O fato de os custos se reduzirem faz com que novos entrantes e novos competidores se animem a produzir, decorrendo daí, naturalmente, um ciclo virtuoso de expansão. A redução dos custos não é instantânea. Por exemplo, o petróleo já existia antes de 1908 e muitos aparelhos elétricos como o rádio e o próprio aparelho de televisão já haviam sido lançados bem antes de 1973.
Entretanto, somente quando o automóvel ou o microprocessador realmente romperam a barreira econômica com menores custos, é que a revolução tecnológica pôde se instalar plenamente.
Um segundo e fundamental aspecto em relação à revolução tecnológica diz respeito à infraestrutura existente. Por exemplo, no caso dos automóveis, para a revolução existir, foi preciso construir autoestradas, rodovias, postos de combustível e criar todos os serviços de apoio.

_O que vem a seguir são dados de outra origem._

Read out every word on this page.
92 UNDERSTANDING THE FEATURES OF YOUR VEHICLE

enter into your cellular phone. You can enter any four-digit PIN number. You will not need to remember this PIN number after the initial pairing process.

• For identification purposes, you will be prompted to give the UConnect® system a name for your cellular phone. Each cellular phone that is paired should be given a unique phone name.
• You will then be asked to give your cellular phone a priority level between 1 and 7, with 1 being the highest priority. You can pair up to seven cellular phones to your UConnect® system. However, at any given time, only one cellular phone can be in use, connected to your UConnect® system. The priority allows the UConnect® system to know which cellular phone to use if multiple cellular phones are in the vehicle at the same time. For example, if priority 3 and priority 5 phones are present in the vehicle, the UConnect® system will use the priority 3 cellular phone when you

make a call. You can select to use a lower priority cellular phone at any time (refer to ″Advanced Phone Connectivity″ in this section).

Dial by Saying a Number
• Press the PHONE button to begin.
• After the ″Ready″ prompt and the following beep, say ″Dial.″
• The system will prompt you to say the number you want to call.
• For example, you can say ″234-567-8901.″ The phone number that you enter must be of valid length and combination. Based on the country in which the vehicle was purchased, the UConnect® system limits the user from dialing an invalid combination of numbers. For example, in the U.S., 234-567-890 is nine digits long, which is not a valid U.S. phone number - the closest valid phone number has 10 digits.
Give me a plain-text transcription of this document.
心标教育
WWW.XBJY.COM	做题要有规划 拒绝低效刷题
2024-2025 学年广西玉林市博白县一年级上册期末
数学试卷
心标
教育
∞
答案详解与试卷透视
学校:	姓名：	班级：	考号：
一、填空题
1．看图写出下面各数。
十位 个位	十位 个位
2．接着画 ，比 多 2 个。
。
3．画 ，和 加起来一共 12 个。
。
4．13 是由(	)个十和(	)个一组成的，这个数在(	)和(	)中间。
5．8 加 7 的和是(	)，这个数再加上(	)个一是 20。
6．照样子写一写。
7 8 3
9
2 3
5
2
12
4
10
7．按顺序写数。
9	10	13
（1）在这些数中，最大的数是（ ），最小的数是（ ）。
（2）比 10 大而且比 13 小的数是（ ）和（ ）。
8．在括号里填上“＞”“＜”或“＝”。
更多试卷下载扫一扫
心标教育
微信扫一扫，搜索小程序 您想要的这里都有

Em terceiro, quando tratamos do paradigma do novo e do generalizado sentido daquilo que muda e que, de gradualmente incerto, passa a se transferir para as práticas sociais, para o campo institucional e mesmo para a própria legislação como fonte de direito geralmente aceito, não há como não realinhar os interesses econômicos, sociais e culturais.
Logo, a transformação digital do seu negócio é também a transformação da sua vida e das suas rotinas, por mais simples que elas possam ser, não existe revolução sem mudança cultural.